DPA & Territory Terms — South Africa
This Annexure forms part of the Services Agreement and applies where the Territory is South Africa. Capitalised terms have the meanings given in the Services Agreement and the Global Data Processing Agreement (Global DPA).
This Annexure supplements (and does not replace) the Services Agreement and the Global DPA. In the event of any inconsistency, data-protection matters are governed by the Global DPA, and all other matters are governed by the Services Agreement.
Part A — Consumer Protection Compliance
| Topic | Territory Specific Terms | Relevant Clauses in Services Agreement amended as set out herein |
|---|---|---|
| Application of CPA | The Consumer Protection Act, 2008 ("CPA") applies where the Customer qualifies as a "Consumer" under the CPA, including: (a) a natural person; or (b) a juristic person with an annual turnover or asset value below ZAR 2,000,000. | Mandatory law overlay — no specific clause amended. |
| Termination of Fixed Term Agreements (Customer is a natural person) | Where the Customer is a natural person, the Customer may cancel the Terms at any time, on 20 (twenty) business days' written notice, subject to a reasonable cancellation charge. RollCall shall provide the Customer with renewal notices and information required under section 14 of the CPA. | Clause 15 — Termination / Clause 4 — Term (renewals) |
| Importation, Certification and Compliance | Where Hardware is supplied in South Africa, the parties will ensure compliance with applicable importation and regulatory requirements. Allocation of importer responsibilities will be set out in the applicable Services Schedule. | Clause 6 — Hardware / Services Schedule |
| Quality and Statutory Warranties (Hardware) | Where Hardware is supplied to a Customer who qualifies as a Consumer under the CPA, statutory rights under sections 55 and 56 of the CPA apply. | Clause 11 — Warranties and Disclaimers / Clause 12 — Liability |
Part B — POPIA Data Processing Terms
1. Introduction
The Parties acknowledge that the Protection of Personal Information Act (Act No. 4 of 2013), as amended from time to time ("POPIA") applies to the processing of Personal Data relating to Data Subjects in South Africa.
2. Definitions
In this Part B, the following terms have the meanings set out below:
- "Operator" means RollCall, in its capacity as the party processing Personal Data on behalf of the Responsible Party.
- "Responsible Party" means the Customer, in its capacity as the party determining the purpose and means of processing Personal Data.
- "POPIA" means the Protection of Personal Information Act (Act No. 4 of 2013), as amended from time to time.
- "Sub-Operator" means another operator engaged by the Operator to process Personal Data on behalf of the Responsible Party.
3. Roles of Parties
In the Global DPA, reference to "Controller" is replaced with "Responsible Party" and reference to "Processor" is replaced with "Operator". The Customer acts as the Responsible Party and RollCall acts as the Operator.

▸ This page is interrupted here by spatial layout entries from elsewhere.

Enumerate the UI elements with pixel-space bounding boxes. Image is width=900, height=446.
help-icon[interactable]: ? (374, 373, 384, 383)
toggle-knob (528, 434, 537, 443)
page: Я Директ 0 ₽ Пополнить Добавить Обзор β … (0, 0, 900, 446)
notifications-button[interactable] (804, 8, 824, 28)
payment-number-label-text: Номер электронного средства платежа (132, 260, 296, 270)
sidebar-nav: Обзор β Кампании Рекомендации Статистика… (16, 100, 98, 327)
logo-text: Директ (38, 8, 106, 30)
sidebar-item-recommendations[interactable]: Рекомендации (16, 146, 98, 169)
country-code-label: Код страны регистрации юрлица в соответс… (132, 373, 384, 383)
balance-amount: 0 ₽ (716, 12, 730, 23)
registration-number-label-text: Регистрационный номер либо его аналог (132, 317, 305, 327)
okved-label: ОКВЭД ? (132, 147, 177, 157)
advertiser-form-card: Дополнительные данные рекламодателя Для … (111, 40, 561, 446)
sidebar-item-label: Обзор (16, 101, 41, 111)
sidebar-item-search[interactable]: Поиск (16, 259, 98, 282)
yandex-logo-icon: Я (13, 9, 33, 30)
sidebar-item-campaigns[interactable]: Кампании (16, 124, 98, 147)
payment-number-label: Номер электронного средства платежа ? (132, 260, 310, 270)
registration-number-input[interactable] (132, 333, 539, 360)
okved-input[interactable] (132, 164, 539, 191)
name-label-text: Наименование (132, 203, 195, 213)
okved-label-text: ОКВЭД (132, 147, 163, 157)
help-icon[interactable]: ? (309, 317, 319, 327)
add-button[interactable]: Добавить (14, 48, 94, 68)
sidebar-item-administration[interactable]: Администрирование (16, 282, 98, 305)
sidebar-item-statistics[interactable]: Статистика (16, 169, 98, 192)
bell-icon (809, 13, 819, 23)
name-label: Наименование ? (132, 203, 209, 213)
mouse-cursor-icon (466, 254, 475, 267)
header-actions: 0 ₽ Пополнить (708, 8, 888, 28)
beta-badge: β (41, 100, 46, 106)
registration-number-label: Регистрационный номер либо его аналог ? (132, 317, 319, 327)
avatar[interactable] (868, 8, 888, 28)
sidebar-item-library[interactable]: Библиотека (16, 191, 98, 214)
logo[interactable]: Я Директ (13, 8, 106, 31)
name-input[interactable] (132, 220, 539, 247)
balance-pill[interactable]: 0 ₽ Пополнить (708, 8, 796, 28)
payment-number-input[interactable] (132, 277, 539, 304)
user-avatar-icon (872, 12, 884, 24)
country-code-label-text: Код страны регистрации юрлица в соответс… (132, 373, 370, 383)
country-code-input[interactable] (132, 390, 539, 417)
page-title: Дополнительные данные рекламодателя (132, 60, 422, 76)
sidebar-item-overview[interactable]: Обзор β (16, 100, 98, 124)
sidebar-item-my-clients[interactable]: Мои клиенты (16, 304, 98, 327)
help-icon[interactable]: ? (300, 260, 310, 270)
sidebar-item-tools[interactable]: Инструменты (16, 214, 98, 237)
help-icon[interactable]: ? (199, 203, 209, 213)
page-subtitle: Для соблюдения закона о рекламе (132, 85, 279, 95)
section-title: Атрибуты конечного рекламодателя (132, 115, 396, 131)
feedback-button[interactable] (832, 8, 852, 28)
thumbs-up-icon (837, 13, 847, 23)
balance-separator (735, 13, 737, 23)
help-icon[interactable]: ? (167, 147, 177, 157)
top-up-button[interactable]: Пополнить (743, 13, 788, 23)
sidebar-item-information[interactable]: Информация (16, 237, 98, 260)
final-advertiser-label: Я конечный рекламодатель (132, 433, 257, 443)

4. Information of Children
Per section 35 of POPIA, where the Customer processes Personal Data of a child, the Customer shall ensure consent from a competent person or applicable statutory justification is obtained. The Operator provides technical and organisational measures to support the processing of such data but does not determine the lawfulness of processing.
5. Processing of Personal Data
The Responsible Party solely determines the purposes and manner of processing. The Operator processes Personal Data solely on behalf of the Responsible Party and in accordance with the Responsible Party's documented instructions.
6. Processing via Hardware
The Customer is responsible for the physical security and access control of any Hardware used in connection with the services. RollCall applies appropriate technical and organisational measures as described in the Global DPA.
7. Information Officer
Each party shall designate an Information Officer (or Deputy Information Officer) as required under POPIA. Contact details for both parties' Information Officers shall be exchanged in writing. Each party shall inform the other of any changes to their Information Officer contact details without undue delay.
8. Sub-Operators
The engagement of Sub-Operators is governed by clause 6.1 of the Global DPA. The Operator shall ensure that any Sub-Operator engaged to process Personal Data on behalf of the Responsible Party is bound by obligations no less protective than those set out in this Annexure and the Global DPA.
9. Cross-Border Transfers
Cross-border transfers of Personal Data are governed by section 72 of POPIA and the provisions of the Global DPA. Data is processed in the locations described in the Global DPA. The Operator will make information regarding the locations of processing available to the Responsible Party upon reasonable request.